Why is Numpy Faster than Pure Python?
TLDR; Numpy leverages contiguous memory allocation and vectorizes operations over entire arrays.
I’ve used Numpy since my early programming days in Python during my undergrad in physics. I was taught we should always use Numpy when dealing with numeric computations like matrix multiplication. I knew Numpy has optimized C implementations of some operations, but I wanted to dig deeper into what’s going on under the hood to make Numpy more efficient than pure Python for matrix-like structures. After all, Python also runs C in the background.
I found good answers in the High Performance Python book, which I decided to summarize in this post.
Vectorization
Let’s assume for a moment that we can have all the data we need to run an operation on the CPU. Vectorization is a process where you apply the same operation simultaneously to multiple elements. For example, you can multiply parts of arrays at once instead of multiplying element by element.
The caveat of vectorized operations is that they run on a different part of the CPU and with different instructions than non-vectorized operations. Python doesn’t leverage vectorized operations that are possible in the CPU, so Numpy has specialized code that takes advantage of the vectorizations enabled by the CPU. That’s why vectorization is one of the reasons Numpy is faster than pure Python.
Fragmented vs. Contiguous Memory
Fragmented memory results in irrelevant data (green squares) in each memory transfer, so we need more memory transfers to pass the relevant data (blue squares) to the CPU cache.
We now know that vectorization requires all the data in the CPU. However, CPUs have limited memory, so we need to figure out how to transfer data between the RAM and the CPU’s cache.
Python lists and Numpy arrays handle data differently. Python lists store pointers to the data; meaning lists don’t hold the data we care about. Storing pointers of the data allows Python to hold multiple types of data in a list, resulting in our relevant data being fragmented in different memory locations. This fragmentation is fine for most cases, but a potential optimization becomes clear when we understand communications between the RAM and the CPU.
The data we use is initially stored in RAM and then moved to the CPU when we need to run calculations with that data.
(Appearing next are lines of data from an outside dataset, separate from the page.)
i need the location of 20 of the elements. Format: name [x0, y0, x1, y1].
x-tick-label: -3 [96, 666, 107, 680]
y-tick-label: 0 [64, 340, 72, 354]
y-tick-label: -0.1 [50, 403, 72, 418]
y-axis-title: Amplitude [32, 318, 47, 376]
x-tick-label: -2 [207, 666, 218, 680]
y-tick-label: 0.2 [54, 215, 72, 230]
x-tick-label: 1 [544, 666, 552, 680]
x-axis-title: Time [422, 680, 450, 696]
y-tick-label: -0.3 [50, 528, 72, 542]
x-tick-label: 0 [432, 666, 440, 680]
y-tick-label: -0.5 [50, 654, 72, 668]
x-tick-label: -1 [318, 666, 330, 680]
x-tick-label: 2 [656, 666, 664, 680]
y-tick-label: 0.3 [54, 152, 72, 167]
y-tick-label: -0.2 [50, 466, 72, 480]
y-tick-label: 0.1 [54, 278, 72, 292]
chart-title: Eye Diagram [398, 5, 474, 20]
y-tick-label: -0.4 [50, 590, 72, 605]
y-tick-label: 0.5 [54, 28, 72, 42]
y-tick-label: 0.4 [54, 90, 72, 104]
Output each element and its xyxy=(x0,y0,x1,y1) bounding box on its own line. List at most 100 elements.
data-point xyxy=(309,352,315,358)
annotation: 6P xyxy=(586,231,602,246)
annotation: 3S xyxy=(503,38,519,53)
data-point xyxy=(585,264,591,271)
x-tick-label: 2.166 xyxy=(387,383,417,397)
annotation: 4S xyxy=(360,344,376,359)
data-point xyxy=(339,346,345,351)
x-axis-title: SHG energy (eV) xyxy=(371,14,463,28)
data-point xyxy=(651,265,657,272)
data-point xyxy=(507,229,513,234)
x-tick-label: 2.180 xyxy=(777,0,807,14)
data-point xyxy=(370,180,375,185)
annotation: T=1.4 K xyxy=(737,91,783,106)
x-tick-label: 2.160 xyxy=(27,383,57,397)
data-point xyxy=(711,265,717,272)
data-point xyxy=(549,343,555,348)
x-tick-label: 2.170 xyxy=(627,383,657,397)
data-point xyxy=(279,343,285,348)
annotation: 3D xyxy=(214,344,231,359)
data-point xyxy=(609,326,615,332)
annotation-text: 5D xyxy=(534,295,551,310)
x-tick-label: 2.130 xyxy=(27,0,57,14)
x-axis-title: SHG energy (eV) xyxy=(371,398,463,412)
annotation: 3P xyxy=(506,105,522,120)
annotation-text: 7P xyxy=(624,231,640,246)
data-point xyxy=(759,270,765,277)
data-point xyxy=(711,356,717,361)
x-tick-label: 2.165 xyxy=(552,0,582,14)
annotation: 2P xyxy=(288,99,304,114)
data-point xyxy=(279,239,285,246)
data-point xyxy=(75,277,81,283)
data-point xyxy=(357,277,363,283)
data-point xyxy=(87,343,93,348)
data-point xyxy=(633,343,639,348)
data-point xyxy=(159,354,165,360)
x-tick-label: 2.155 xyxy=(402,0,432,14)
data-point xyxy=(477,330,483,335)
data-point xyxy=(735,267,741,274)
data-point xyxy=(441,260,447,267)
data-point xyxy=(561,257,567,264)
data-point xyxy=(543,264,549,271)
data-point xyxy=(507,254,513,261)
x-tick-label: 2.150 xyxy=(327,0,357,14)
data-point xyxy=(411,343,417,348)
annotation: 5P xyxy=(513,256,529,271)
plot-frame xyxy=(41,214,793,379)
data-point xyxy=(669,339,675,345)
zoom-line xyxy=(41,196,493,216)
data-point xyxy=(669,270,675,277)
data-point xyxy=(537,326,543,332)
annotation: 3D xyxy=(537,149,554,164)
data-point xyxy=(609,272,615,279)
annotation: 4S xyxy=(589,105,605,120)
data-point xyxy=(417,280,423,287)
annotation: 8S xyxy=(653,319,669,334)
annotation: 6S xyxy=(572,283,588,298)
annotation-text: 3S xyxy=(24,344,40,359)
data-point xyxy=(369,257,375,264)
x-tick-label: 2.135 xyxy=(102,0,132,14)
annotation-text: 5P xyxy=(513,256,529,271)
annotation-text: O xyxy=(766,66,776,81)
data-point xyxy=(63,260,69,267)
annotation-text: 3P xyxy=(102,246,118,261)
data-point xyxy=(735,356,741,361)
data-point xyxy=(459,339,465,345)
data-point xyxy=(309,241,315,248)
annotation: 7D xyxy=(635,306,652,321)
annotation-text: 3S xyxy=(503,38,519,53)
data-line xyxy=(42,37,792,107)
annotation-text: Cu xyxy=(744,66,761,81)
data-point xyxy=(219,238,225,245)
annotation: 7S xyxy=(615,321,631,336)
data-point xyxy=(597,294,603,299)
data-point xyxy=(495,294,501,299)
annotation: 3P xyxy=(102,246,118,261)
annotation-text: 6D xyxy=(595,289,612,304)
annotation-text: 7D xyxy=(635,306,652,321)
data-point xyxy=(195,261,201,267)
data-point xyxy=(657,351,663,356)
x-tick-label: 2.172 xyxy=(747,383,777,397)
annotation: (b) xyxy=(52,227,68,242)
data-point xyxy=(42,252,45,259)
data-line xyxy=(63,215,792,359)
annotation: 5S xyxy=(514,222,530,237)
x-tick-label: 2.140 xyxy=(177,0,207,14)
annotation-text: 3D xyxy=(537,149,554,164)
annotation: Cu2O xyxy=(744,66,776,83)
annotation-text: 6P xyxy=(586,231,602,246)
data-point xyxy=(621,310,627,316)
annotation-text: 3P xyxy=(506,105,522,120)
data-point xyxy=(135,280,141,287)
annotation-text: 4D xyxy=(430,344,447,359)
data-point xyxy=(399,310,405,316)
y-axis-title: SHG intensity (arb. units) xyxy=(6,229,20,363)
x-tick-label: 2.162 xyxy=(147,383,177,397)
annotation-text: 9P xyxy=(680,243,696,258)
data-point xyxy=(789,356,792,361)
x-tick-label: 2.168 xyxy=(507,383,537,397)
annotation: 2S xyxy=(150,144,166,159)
Communication between the two devices is costly in terms of time, so CPUs have a cache memory where they can store data they know they will require to run the calculations we request. That’s why the CPU tries to predict which data will be required and tries to transfer that data to its cache. The CPU usually makes this prediction well (using techniques like branch prediction and pipelining), so the real bottleneck is moving data quickly between the RAM and the CPU cache.
Transferring between the RAM and the CPU cache—also known as the L1/L2 cache—is done by a bus that transfers memory in blocks. We usually want to run an operation over the entire object for data structures like matrices, so we know that, eventually, we want to transfer all the elements in the matrix to the CPU. If the data we want to use is fragmented across our RAM, the transferred blocks will contain pieces that are not relevant to our calculation. If our data is stored in contiguous blocks, most of our data will be relevant to the calculation. That’s why we need fewer transfer operations than in the fragmented memory case. Using contiguous memory gets our relevant data to the CPU faster, and this optimization results in faster runtimes. You can see a comparison of the two cases in the diagram below.
Takeaways
Python is a very flexible language, but that flexibility often comes with a price we pay in performance. In our case, Python allows having lists containing elements of different types, which are challenging to store in contiguous memory without causing issues. Numpy then enforces elements in an array to be the same type to speed up calculations by reducing data transfers and leveraging vectorization. That limitation of having arrays of the same data type can be limiting for some use cases but isn’t a problem for numeric computing. That’s why Numpy works great for handling operations between numerical tensors and is faster than pure Python for those cases.